Javier Del Río Alba
Arzobispo de Arequipa
Con el Domingo de Ramos, comenzamos la Semana Santa, la más grande de todas las semanas. En ella, hacemos un paréntesis en los quehaceres que demandan la mayor parte de nuestras jornadas a lo largo del año y nos damos tiempo para acompañar a Jesús en sus últimos días terrenales, contemplando así, el gran misterio de amor que nos revela su Pascua: su paso de la muerte a la vida.

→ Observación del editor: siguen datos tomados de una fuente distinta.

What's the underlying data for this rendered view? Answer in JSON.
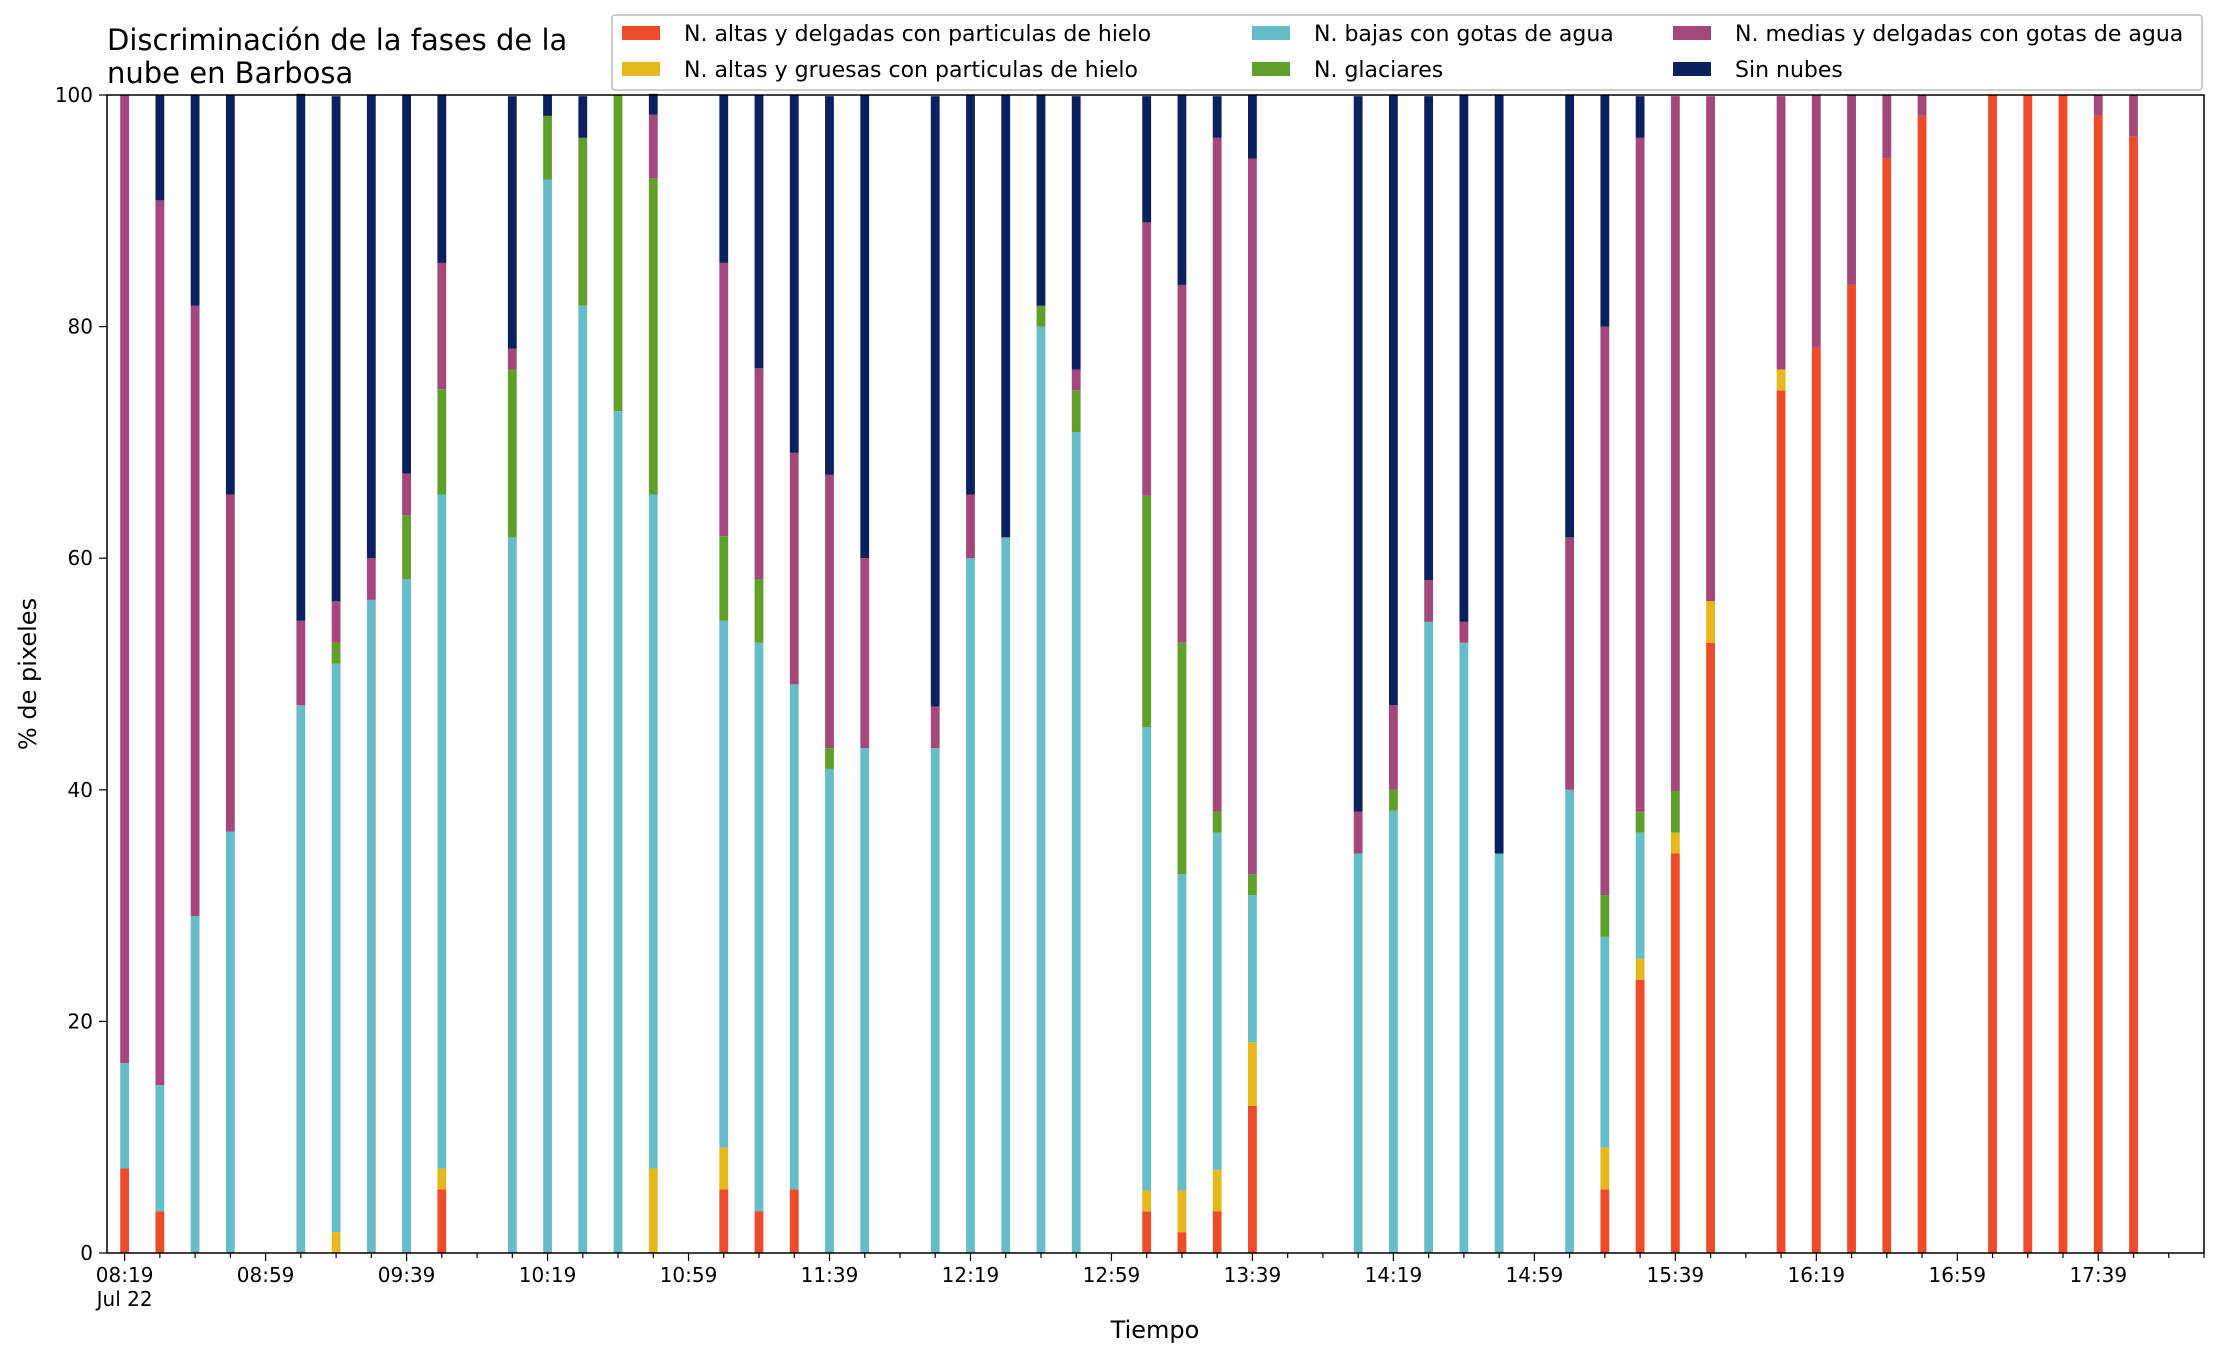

En el marco de su entrada a Jerusalén y donde es recibido como el rey —mesías anunciado por Dios a través de los profetas y su aparición resucitado—, Jesucristo lleva a pleno cumplimiento la misión para la que su padre lo envió a este mundo: dar la vida para el perdón de nuestros pecados y resucitar para nuestra divinización, es decir, para hacer posible que los hombres y mujeres de todos los tiempos, seamos “santos e inmaculados ante Dios por el amor” (Efesios 1:4) y así, alcancemos la plenitud para la que hemos sido creados, “porque Dios no ha enviado a su hijo al mundo para juzgar al mundo, sino para que el mundo se salve por Él” (Juan 3:17).
Ese marco triunfal de las aclamaciones del Domingo de Ramos y las apariciones de Cristo resucitado, contiene un acontecimiento central: el total abajamiento de Dios hasta lo más profundo del mal del hombre y del infierno al que nos somete el mismo. Como enseña el catecismo de la Iglesia católica, “los pecadores mismos fueron los autores y como los instrumentos de todas las penas que soportó el divino redentor” y, entre estos pecadores, “la Iglesia católica no duda en imputar a los cristianos la responsabilidad más grave en el suplicio de Jesús”, pues como dijo san Francisco de Asís, “los demonios no son los que le han crucificado; eres tú, quien con ellos, lo has crucificado y lo sigues crucificando todavía, deleitándote en los vicios y en los pecados” (CEC 598). Son nuestros pecados, los que han hecho sufrir a Jesús la ignominia de la cruz.
En Jesucristo crucificado, queda a la vista el misterio del mal que habita en el corazón del hombre; pero queda también de manifiesto —y con mucho mayor esplendor— el amor de Dios para con nosotros, pecadores. Escribe san Juan, “en esto consiste el amor: no en que nosotros hayamos amado a Dios, sino en que Él nos amó y nos envió a su hijo como propiciación por nuestros pecados” (1 Juan 4:10); y dice san Pablo, “La prueba de que Dios nos ama es que Cristo, siendo nosotros todavía pecadores, murió por nosotros” (Romanos 5:8).
El centro de la Semana Santa, entonces, es el amor de Dios manifestado en Cristo Jesús y la sabiduría de Dios revelada en Cristo crucificado y resucitado. El aparente fracaso de Jesús, que en la cruz experimenta el abandono de todos, hasta de su Padre (Salmo 21), es en realidad el gran momento de su victoria; la victoria del bien sobre el mal, del amor sobre el odio, de la comunión sobre la división.
En la cruz, Cristo comienza a reinar y en esta Semana Santa, viene a buscarnos para hacer pascua con nosotros, es decir para pasarnos con Él, de la muerte de nuestros pecados a la gloria de su resurrección. Salgamos a su encuentro, dejemos que Él haga esa obra en nosotros y comenzaremos a experimentar —en este mundo— la vida que no tiene fin.